There’s so much to learn. But we’re proud of what we’ve done. And social media has also added a dimension of communication and access to so many colleagues. Like at this meeting, I’m walking around and I have people come up to me because they see it on LinkedIn. I was in the UK last week and I have people coming up to me and saying, “Keep going. We’re cheering for you.” I had someone yesterday, a well-known surgeon says, “I wish I could do what you’re doing. I just don’t think I have it in me.” But he goes, “But I’m pushing for you. I’m watching it. I hope you succeed.” So, now I feel like even if I wanted to give up, I couldn’t. I mean, I’d be disappointing so many people at this point who aren’t me even, or my immediate team. It’s wild.
As an educator and an academic physician, I just happen to have a lot of entrepreneurial tendencies and also love research and education, I started realizing that the traditional academic model of in-person meetings, that we grew up in, was evolving very rapidly into one that was more multifaceted. Social media was a way to connect with an expanded audience, even much further than I could reach with traditional academic means. There are still in-person meetings. There’s still the benefit of like you and I sitting here together in person. It’s great. But then there’s this whole other new medium for intellectual exchange that occurs digitally. Yesterday, I took the reins of being AAHKS president. In preparation for that, I realized if I’m supposed to serve 6,000 members, 12% or so are outside the U.S., how can I serve them well if I don’t understand all of them the best that I can?

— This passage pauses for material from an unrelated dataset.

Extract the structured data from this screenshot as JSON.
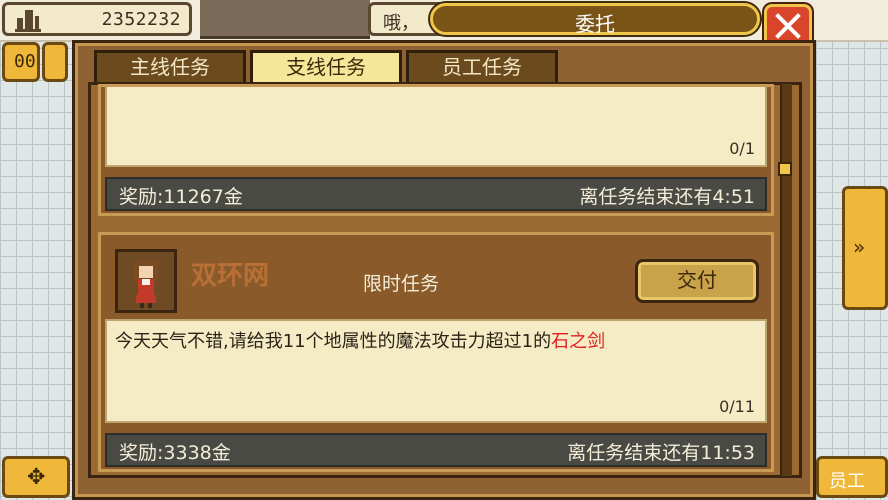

I’ve been in private practice. I’ve been in academics. I feel like I can represent most of the models pretty well, and I understand and advocate for them. But the thing I was missing was how do I connect with the people whose tendency is to want to connect and learn digitally, not so much in person? So that was one of the reasons. I’ve enjoyed expanding and participating in Linked and professional “social media”. It is interesting because social media is like everybody in the audience has a microphone. I mean it’s so wild. Everybody’s on the podium.
I realized that this is the power of it, I’ll frequently put peer-reviewed publications in there. So now the research reach becomes even bigger. Now I started realizing, wait a minute, if I have 2,000 people view my page in two hours, why am I not putting the research on there? So, I started doing that, tagging that. Then the next thing you know, I’m actually doing a better job of disseminating high-quality research than I was at the podium in front of 60 people.
I learned so much at Mayo Clinic. I could never thank them enough for what they’ve done for my career. But at this point, having 20 years later, and know myself as an adult out of training, I have too much entrepreneurial inkling to hold back. I wouldn’t have been happy. They actually know that. We talk about it. They’re like, “You’re actually better off being part of the Mayo family, out there running.” They actually support that, which is good. That feels good for everybody. So, I can be me. I can be doing what I’m doing.